Access to justice can even be a bigger problem. Litigants are at the mercy of the schedules offered to them by the court. Happily, in a smaller city centre like Hamilton, you can get a non-urgent motion on the list for the following week. Out of curiosity, I called the Toronto scheduling office to see how long it would take just to schedule a motion before a judge. I was told two months! Good luck with getting that matter to trial in a timely way.

The nerves
Because of our lack of experience, it’s hard for us not to get nervous. I only went to one examination for discovery with a litigation partner before doing one by myself. At the end of the day he said, “Okay, now you can do this on your own.” I was sick with fear my first time.


I juniored with a senior litigator on a two-week trial (yes, a trial; they do actually exist). He told me that I was going to argue the law part for the closing argument. I was even sicker with fear arguing before a judge.

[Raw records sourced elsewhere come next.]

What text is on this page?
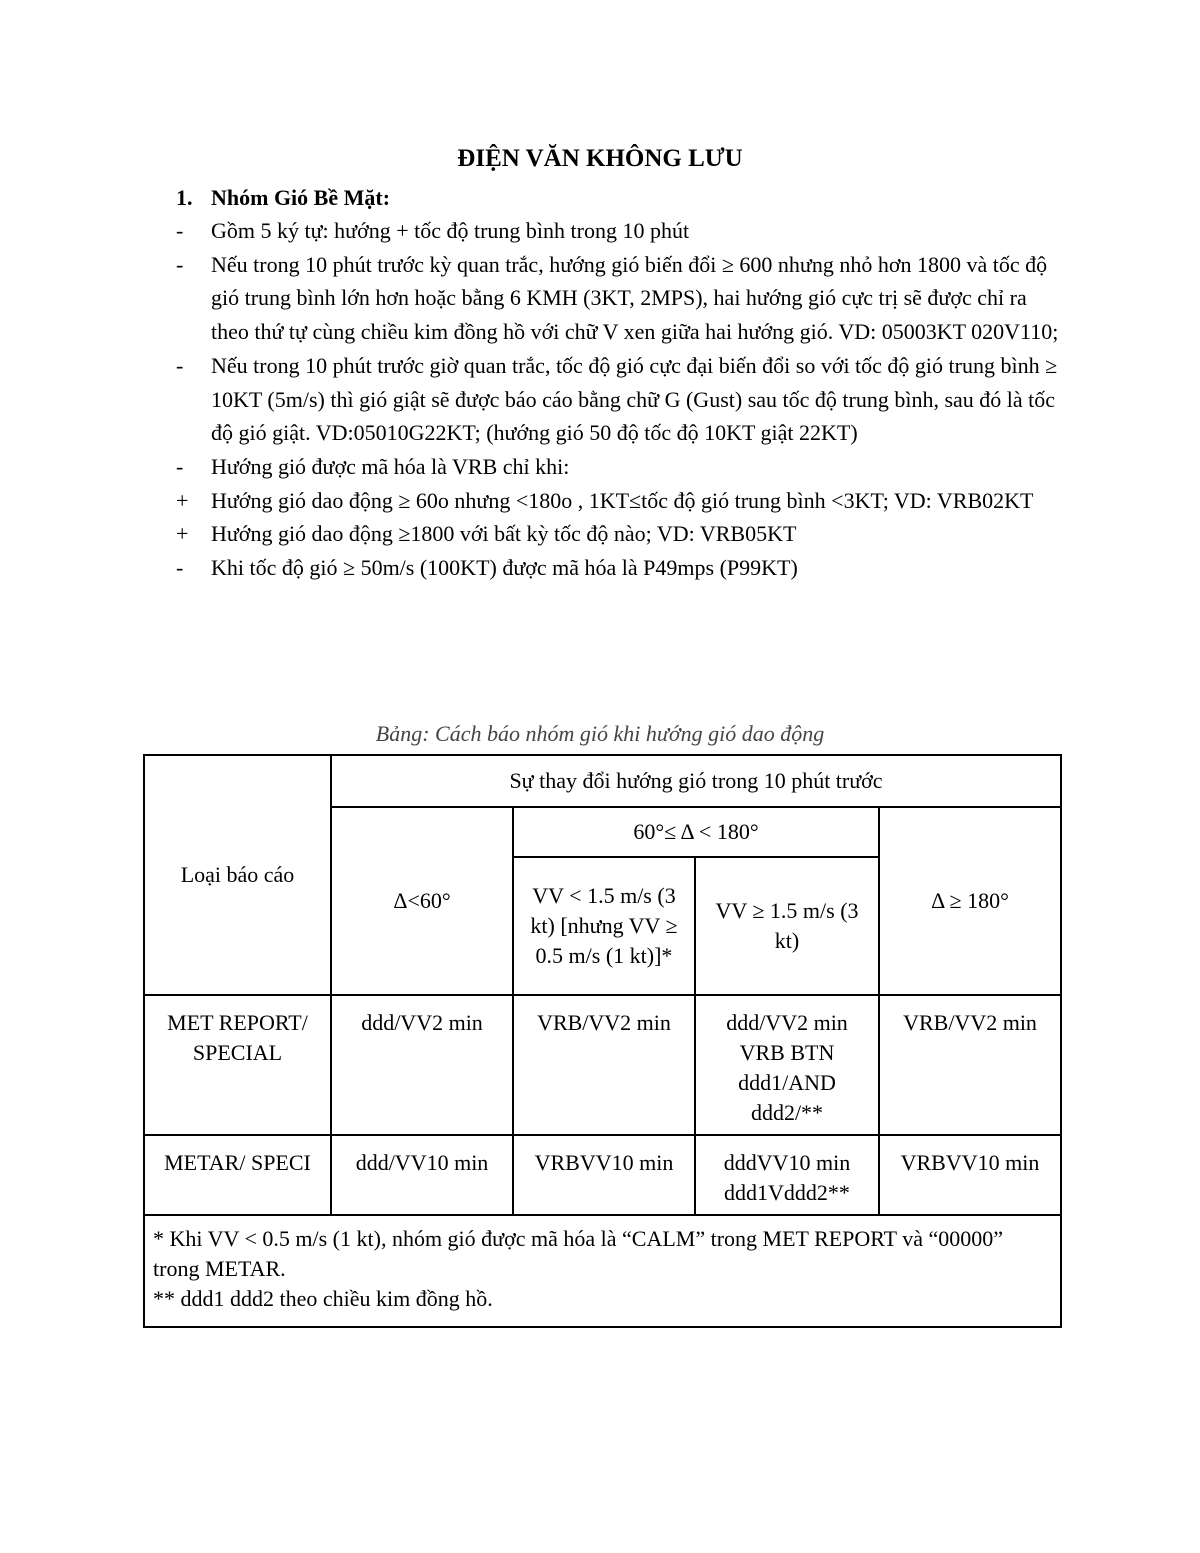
ĐIỆN VĂN KHÔNG LƯU
1. Nhóm Gió Bề Mặt:
-	Gồm 5 ký tự: hướng + tốc độ trung bình trong 10 phút
-	Nếu trong 10 phút trước kỳ quan trắc, hướng gió biến đổi ≥ 600 nhưng nhỏ hơn 1800 và tốc độ gió trung bình lớn hơn hoặc bằng 6 KMH (3KT, 2MPS), hai hướng gió cực trị sẽ được chỉ ra theo thứ tự cùng chiều kim đồng hồ với chữ V xen giữa hai hướng gió. VD: 05003KT 020V110;
-	Nếu trong 10 phút trước giờ quan trắc, tốc độ gió cực đại biến đổi so với tốc độ gió trung bình ≥ 10KT (5m/s) thì gió giật sẽ được báo cáo bằng chữ G (Gust) sau tốc độ trung bình, sau đó là tốc độ gió giật. VD:05010G22KT; (hướng gió 50 độ tốc độ 10KT giật 22KT)
-	Hướng gió được mã hóa là VRB chỉ khi:
+	Hướng gió dao động ≥ 60o nhưng <180o , 1KT≤tốc độ gió trung bình <3KT; VD: VRB02KT
+	Hướng gió dao động ≥1800 với bất kỳ tốc độ nào; VD: VRB05KT
-	Khi tốc độ gió ≥ 50m/s (100KT) được mã hóa là P49mps (P99KT)
Bảng: Cách báo nhóm gió khi hướng gió dao động
Loại báo cáo	Sự thay đổi hướng gió trong 10 phút trước			
	Δ<60°	60°≤ Δ < 180°		Δ ≥ 180°
		VV < 1.5 m/s (3 kt) [nhưng VV ≥ 0.5 m/s (1 kt)]*	VV ≥ 1.5 m/s (3 kt)	
MET REPORT/ SPECIAL	ddd/VV2 min	VRB/VV2 min	ddd/VV2 min VRB BTN ddd1/AND ddd2/**	VRB/VV2 min
METAR/ SPECI	ddd/VV10 min	VRBVV10 min	dddVV10 min ddd1Vddd2**	VRBVV10 min

* Khi VV < 0.5 m/s (1 kt), nhóm gió được mã hóa là “CALM” trong MET REPORT và “00000” trong METAR.
** ddd1 ddd2 theo chiều kim đồng hồ.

The fact is that, as a litigator, I’m not in court every day and there are less advocacy opportunities than I would like. This is even so for the associate at the small firm. Once I finally get to leave the office and do something fun like argue a motion, I am always nervous at first because I don’t feel like I’ve had enough experience before a judge to feel completely comfortable. (Having said that, someone once told me that once you stop being nervous, you’ve lost your edge.)

What is an advocate anyway?
I thought that coming to a smaller firm in a smaller city than Toronto would allow me to gain more advocacy experience. It turns out that my opportunities have been pretty much the same at both the big firm and the small firm. I can therefore only conclude that it is just the nature of litigation these days.


However, we must not forget what it really means to be an “advocate.” When you are retained, you are hired to take up your client’s cause; you write letters to opposing counsel stating your position; you strategize in terms of the next step you are going to take; you use the Rules to your advantage; you try to settle when it is reasonable to do so; and you are always (at least hopefully) acting in the best interest of your client. According to Black’s Law Dictionary, an “advocate” is a person who “defends, pleads or prosecutes for another.” Therefore, being an advocate is not just about wearing your robes or appearing before a judge; it is something that you do every day, even behind your desk, when you are representing the interests of others.